Abstract
Software developers publish mobile apps at a continuous and growing pace due to the widespread adoption of mobile devices. To stay competitive in today's market, vendors are expected to release high-quality apps. Previous studies have shown that users frequently uninstall apps when they encounter quality issues in operation, such as crashes or unresponsiveness (reliability issues), and switch to alternative solutions. Therefore, early identification and mitigation of these issues before they reach the operational phase are crucial for producing high-quality apps and surviving in the app market.
An analysis of existing secondary reviews of the relevant research literature reveals a lack of focus on reliability, a specific quality attribute of mobile apps, particularly in terms of operational reliability. This thesis addresses this gap by focusing on the operational reliability of mobile apps and ways to minimize the occurrence and impact of such issues. In seeking to enhance operational reliability, this research addresses five phases: (a) performance of a systematic mapping study classifying the existing literature on reliability, (b) prediction of app crashes during development, (c) investigation of new metrics to enhance prediction performance, (d) evaluation of predictive models, and (e) understanding practitioners' perspectives on both app crash prediction and the findings of this research. The thesis employs a combination of quantitative and qualitative approaches.

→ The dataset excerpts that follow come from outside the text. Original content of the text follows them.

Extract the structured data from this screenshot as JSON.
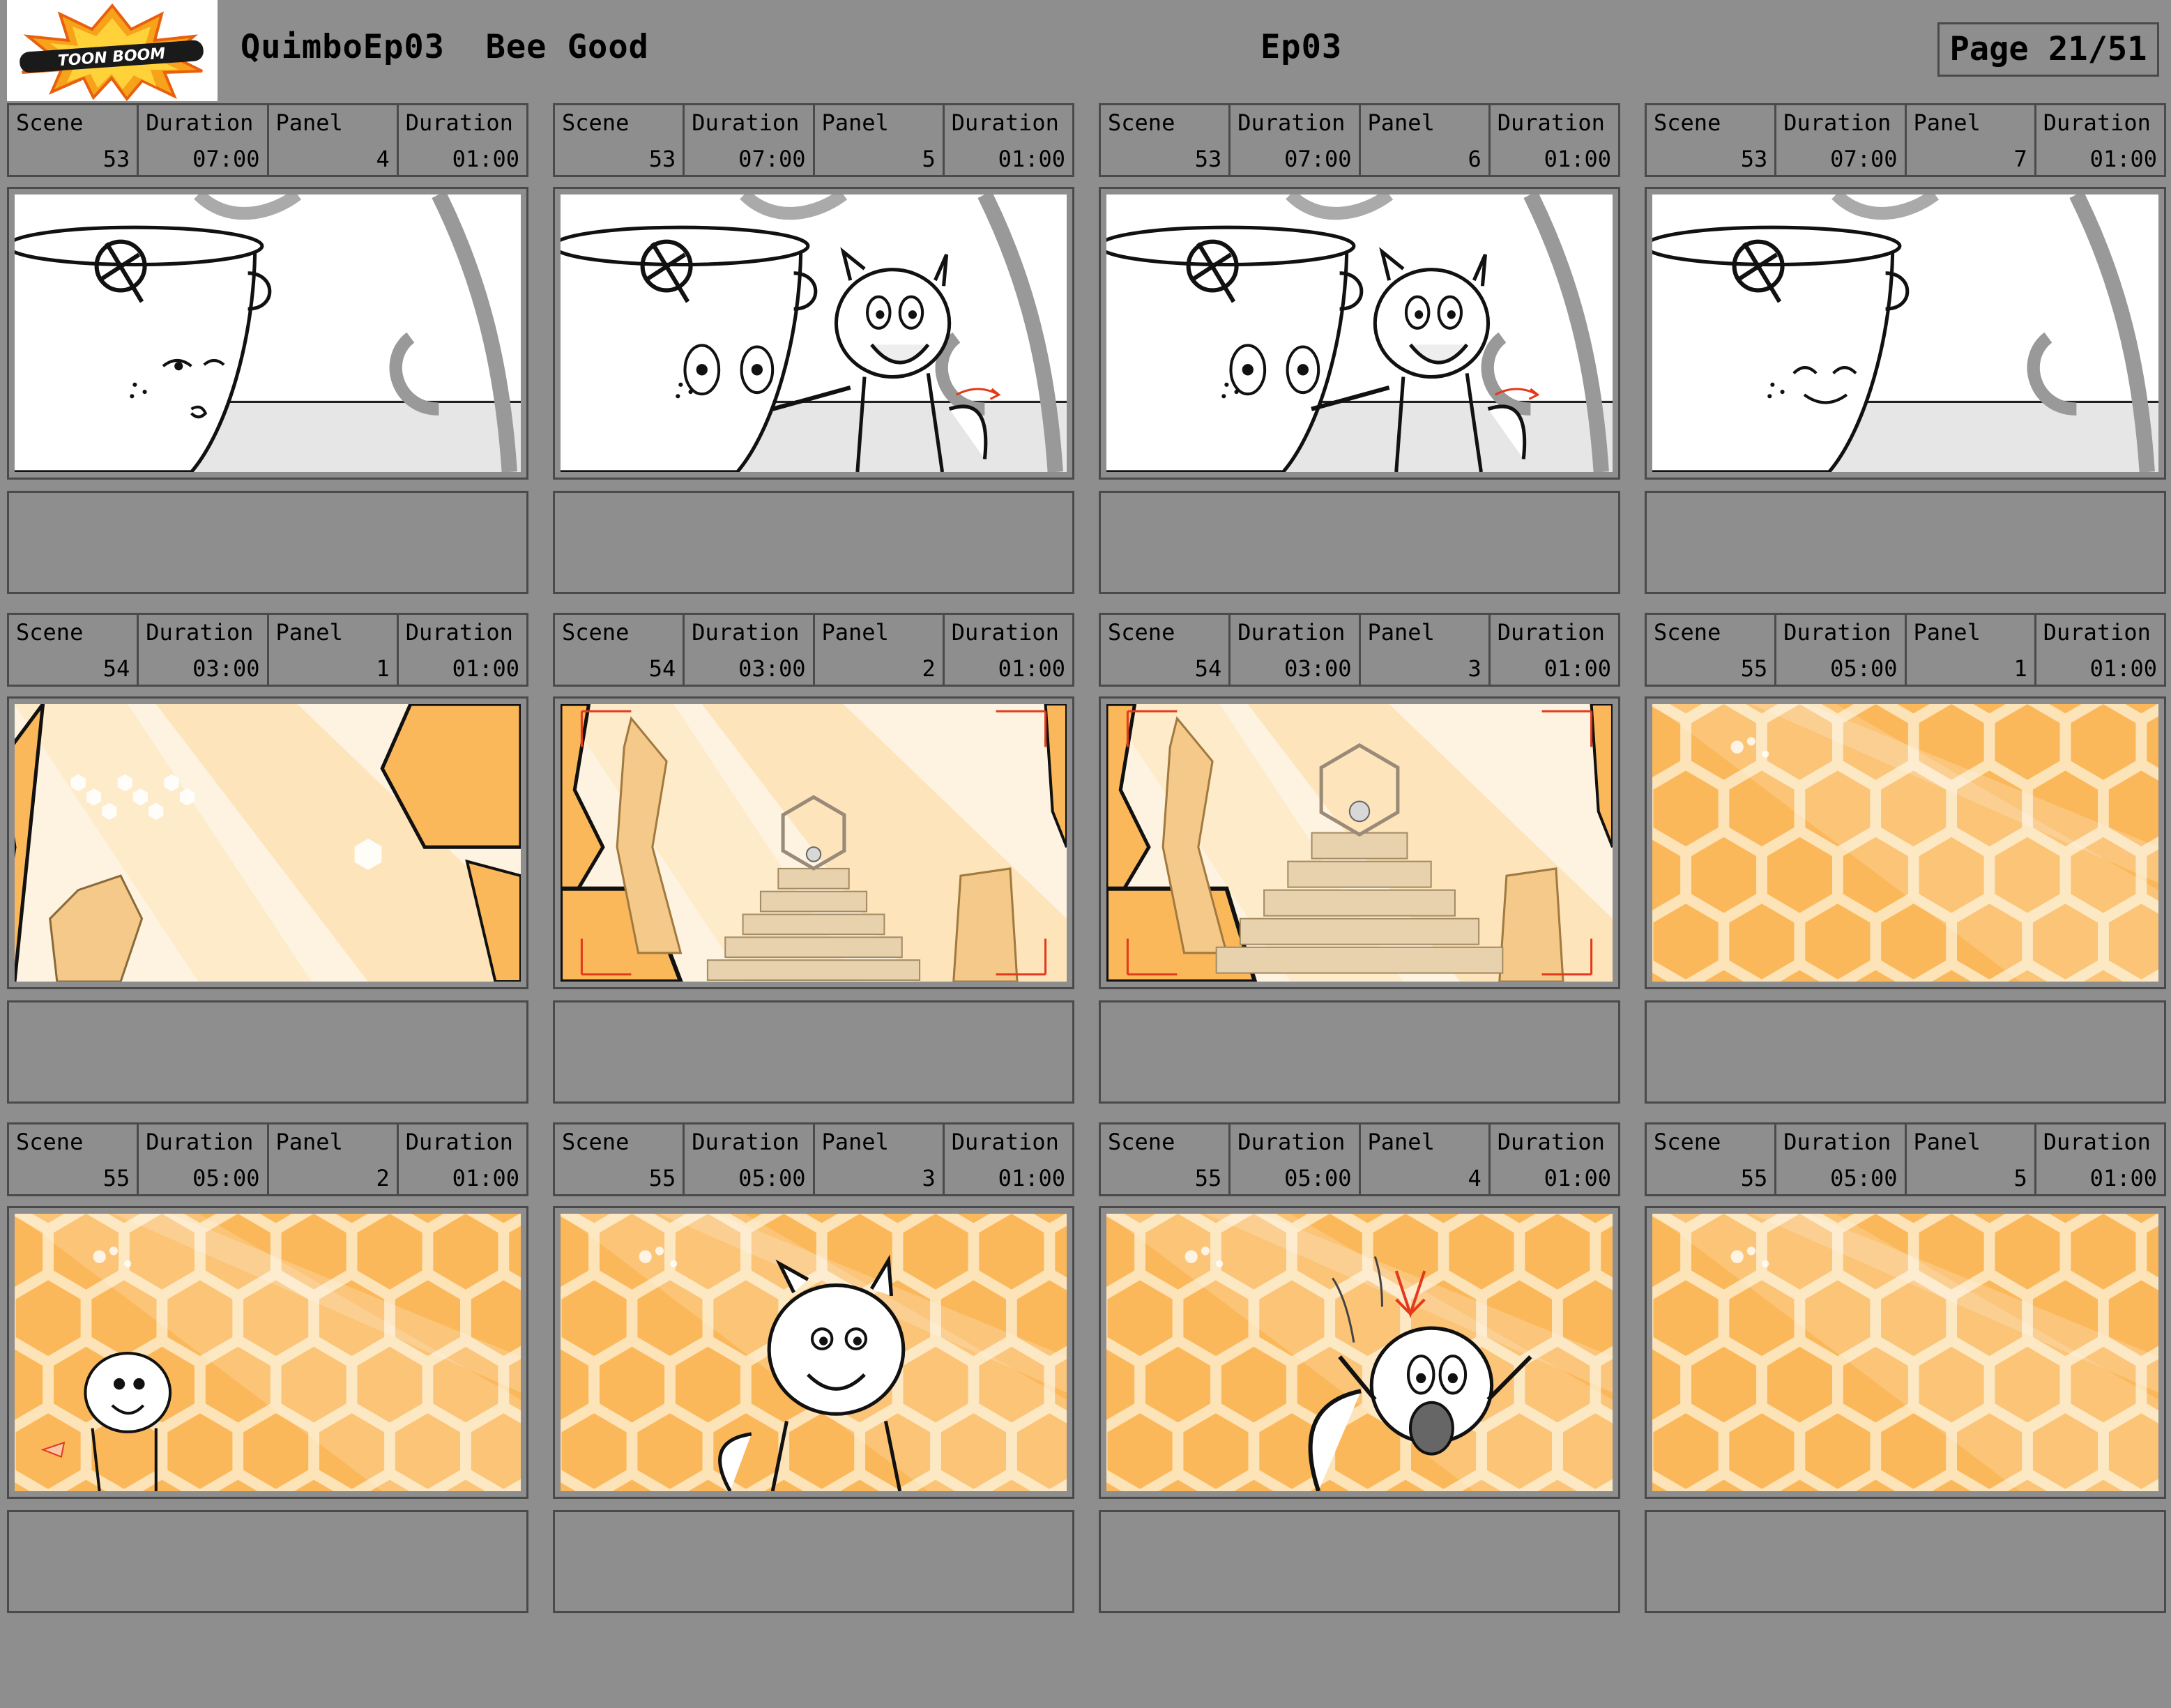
{
  "header": {
    "logo_text": "TOON BOOM",
    "project": "QuimboEp03",
    "episode_title": "Bee Good",
    "episode_code": "Ep03",
    "page": "Page 21/51"
  },
  "labels": {
    "scene": "Scene",
    "duration": "Duration",
    "panel": "Panel"
  },
  "colors": {
    "background": "#8e8e8e",
    "border": "#4a4a4a",
    "honey": "#fbb85a",
    "honey_light": "#fde3b8"
  },
  "panels": [
    {
      "scene": "53",
      "scene_duration": "07:00",
      "panel": "4",
      "panel_duration": "01:00",
      "art": "cup-scene-sleepy"
    },
    {
      "scene": "53",
      "scene_duration": "07:00",
      "panel": "5",
      "panel_duration": "01:00",
      "art": "cup-scene-squirrel-pointing"
    },
    {
      "scene": "53",
      "scene_duration": "07:00",
      "panel": "6",
      "panel_duration": "01:00",
      "art": "cup-scene-squirrel-pointing-back"
    },
    {
      "scene": "53",
      "scene_duration": "07:00",
      "panel": "7",
      "panel_duration": "01:00",
      "art": "cup-scene-smiling"
    },
    {
      "scene": "54",
      "scene_duration": "03:00",
      "panel": "1",
      "panel_duration": "01:00",
      "art": "hive-interior-light"
    },
    {
      "scene": "54",
      "scene_duration": "03:00",
      "panel": "2",
      "panel_duration": "01:00",
      "art": "hive-throne-room"
    },
    {
      "scene": "54",
      "scene_duration": "03:00",
      "panel": "3",
      "panel_duration": "01:00",
      "art": "hive-throne-room-closer"
    },
    {
      "scene": "55",
      "scene_duration": "05:00",
      "panel": "1",
      "panel_duration": "01:00",
      "art": "honeycomb-background"
    },
    {
      "scene": "55",
      "scene_duration": "05:00",
      "panel": "2",
      "panel_duration": "01:00",
      "art": "honeycomb-squirrel-small"
    },
    {
      "scene": "55",
      "scene_duration": "05:00",
      "panel": "3",
      "panel_duration": "01:00",
      "art": "honeycomb-squirrel-medium"
    },
    {
      "scene": "55",
      "scene_duration": "05:00",
      "panel": "4",
      "panel_duration": "01:00",
      "art": "honeycomb-squirrel-surprised"
    },
    {
      "scene": "55",
      "scene_duration": "05:00",
      "panel": "5",
      "panel_duration": "01:00",
      "art": "honeycomb-background-empty"
    }
  ]
}
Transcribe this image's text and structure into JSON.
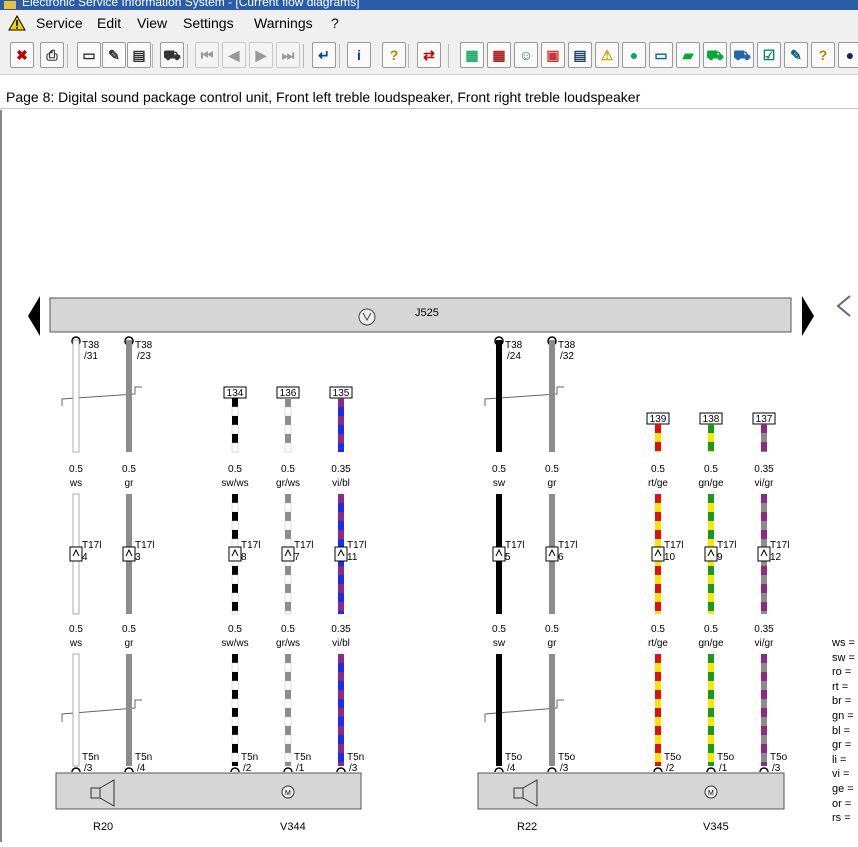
{
  "window": {
    "title": "Electronic Service Information System - [Current flow diagrams]"
  },
  "menu": [
    "Service",
    "Edit",
    "View",
    "Settings",
    "Warnings",
    "?"
  ],
  "page_title": "Page 8: Digital sound package control unit, Front left treble loudspeaker, Front right treble loudspeaker",
  "control_unit": {
    "label": "J525"
  },
  "components": [
    {
      "id": "R20",
      "label": "R20"
    },
    {
      "id": "V344",
      "label": "V344"
    },
    {
      "id": "R22",
      "label": "R22"
    },
    {
      "id": "V345",
      "label": "V345"
    }
  ],
  "wires": [
    {
      "top_conn": "T38",
      "top_pin": "/31",
      "size": "0.5",
      "color": "ws",
      "mid_conn": "T17l",
      "mid_pin": "4",
      "bot_conn": "T5n",
      "bot_pin": "/3",
      "ref": "",
      "colors": [
        "#f4f4f4"
      ]
    },
    {
      "top_conn": "T38",
      "top_pin": "/23",
      "size": "0.5",
      "color": "gr",
      "mid_conn": "T17l",
      "mid_pin": "3",
      "bot_conn": "T5n",
      "bot_pin": "/4",
      "ref": "",
      "colors": [
        "#8c8c8c"
      ]
    },
    {
      "top_conn": "",
      "top_pin": "",
      "size": "0.5",
      "color": "sw/ws",
      "mid_conn": "T17l",
      "mid_pin": "8",
      "bot_conn": "T5n",
      "bot_pin": "/2",
      "ref": "134",
      "colors": [
        "#000000",
        "#ffffff"
      ]
    },
    {
      "top_conn": "",
      "top_pin": "",
      "size": "0.5",
      "color": "gr/ws",
      "mid_conn": "T17l",
      "mid_pin": "7",
      "bot_conn": "T5n",
      "bot_pin": "/1",
      "ref": "136",
      "colors": [
        "#8c8c8c",
        "#ffffff"
      ]
    },
    {
      "top_conn": "",
      "top_pin": "",
      "size": "0.35",
      "color": "vi/bl",
      "mid_conn": "T17l",
      "mid_pin": "11",
      "bot_conn": "T5n",
      "bot_pin": "/3",
      "ref": "135",
      "colors": [
        "#8b2a8b",
        "#1a2cf0"
      ]
    },
    {
      "top_conn": "T38",
      "top_pin": "/24",
      "size": "0.5",
      "color": "sw",
      "mid_conn": "T17l",
      "mid_pin": "5",
      "bot_conn": "T5o",
      "bot_pin": "/4",
      "ref": "",
      "colors": [
        "#000000"
      ]
    },
    {
      "top_conn": "T38",
      "top_pin": "/32",
      "size": "0.5",
      "color": "gr",
      "mid_conn": "T17l",
      "mid_pin": "6",
      "bot_conn": "T5o",
      "bot_pin": "/3",
      "ref": "",
      "colors": [
        "#8c8c8c"
      ]
    },
    {
      "top_conn": "",
      "top_pin": "",
      "size": "0.5",
      "color": "rt/ge",
      "mid_conn": "T17l",
      "mid_pin": "10",
      "bot_conn": "T5o",
      "bot_pin": "/2",
      "ref": "139",
      "colors": [
        "#e01010",
        "#f6e800"
      ]
    },
    {
      "top_conn": "",
      "top_pin": "",
      "size": "0.5",
      "color": "gn/ge",
      "mid_conn": "T17l",
      "mid_pin": "9",
      "bot_conn": "T5o",
      "bot_pin": "/1",
      "ref": "138",
      "colors": [
        "#1a9a1a",
        "#f6e800"
      ]
    },
    {
      "top_conn": "",
      "top_pin": "",
      "size": "0.35",
      "color": "vi/gr",
      "mid_conn": "T17l",
      "mid_pin": "12",
      "bot_conn": "T5o",
      "bot_pin": "/3",
      "ref": "137",
      "colors": [
        "#8b2a8b",
        "#8c8c8c"
      ]
    }
  ],
  "legend": [
    "ws =",
    "sw =",
    "ro =",
    "rt =",
    "br =",
    "gn =",
    "bl =",
    "gr =",
    "li =",
    "vi =",
    "ge =",
    "or =",
    "rs ="
  ],
  "toolbar_icons": [
    "exit-icon",
    "print-icon",
    "new-doc-icon",
    "edit-doc-icon",
    "notes-icon",
    "car-icon",
    "first-page-icon",
    "prev-page-icon",
    "next-page-icon",
    "last-page-icon",
    "return-icon",
    "info-icon",
    "help-icon",
    "switch-icon",
    "book-icon",
    "calculator-icon",
    "person-icon",
    "manual-icon",
    "list-icon",
    "warning-icon",
    "globe-icon",
    "window-icon",
    "tools-icon",
    "car-green-icon",
    "car-search-icon",
    "checklist-icon",
    "pen-icon",
    "question-doc-icon",
    "blue-circle-icon"
  ]
}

Firstly, the research begins with a systematic mapping study to comprehensively survey and categorize existing research in the field. This study assesses and classifies 87 relevant works based on a pre-tested protocol and specific criteria. This mapping provides a comprehensive categorization of the relevant body of knowledge, classifying studies based on study focus, type, method, settings, contributions, quality attributes, metrics and datasets involved. The study also reveals research gaps related to reliability, including the need for approaches to minimize operational issues such as app crashes.
Secondly, based on the findings of the mapping study, the thesis delves into predicting app crashes based on existing metrics, developing machine learning models for predicting app crashes, and comparing various machine learning techniques. The analyses also consider the concerns of data imbalance, time-dependency of data, and hyperparameter tuning. Notably, the research identifies that some metrics originally developed for traditional software are important in the mobile domain, while others are less relevant. Furthermore, the research demonstrates that existing metrics originally developed for traditional software defect prediction can be adapted to predict crashes in mobile apps, albeit with high false positives rates.
Thirdly, a manual analysis of code commits sheds light on the common types of changes made by app developers in the commits that potentially lead to crashes. These findings offer valuable insights into practitioners' coding practices, emphasizing the need for caution when implementing such changes to reduce the occurrence of crashes. Fourthly, the thesis also investigates using these change types as metrics to train prediction models and evaluate their impact on model performance. Combining these new domain-specific metrics with traditional ones, the research shows that false positives can be reduced significantly, enhancing model performance. Furthermore, a comparison of different machine learning models reveals that the random forest model outperforms others in terms of precision, recall, F-measure, AUC score, and MCC score under both 10-fold cross-validation and time-wise validation. Ablation analysis confirms the importance of each type of metrics and the contribution of new domain metrics to model performance.
The thesis concludes with an evaluation of the random forest model on unseen mobile apps to validate its generalizability and to validate our findings from practitioners’ perspective through a survey. The research demonstrates that the model can be applied across diverse domains, including finance, communication, gaming, personalization, productivity, education, social, shopping and entertainment. Practitioners' feedback aligns with the study's findings, confirming the utility of models for predicting crashes at commit time. Furthermore, practitioners also provided suggestions for enhancing the outcomes of this project for industry adoption.
Taken together, the deeper insights gained from this study contribute to both academia and industry by providing comprehensive knowledge, datasets, strategies, prediction models, and practical recommendations. Additionally, this research lays the foundation for future investigations into the prediction of app crashes by minimizing false positives, and addresses industry-specific concerns when transferring these models to industry. Also, the research highlights the need for using mobile-specific metrics to predict crashes effectively.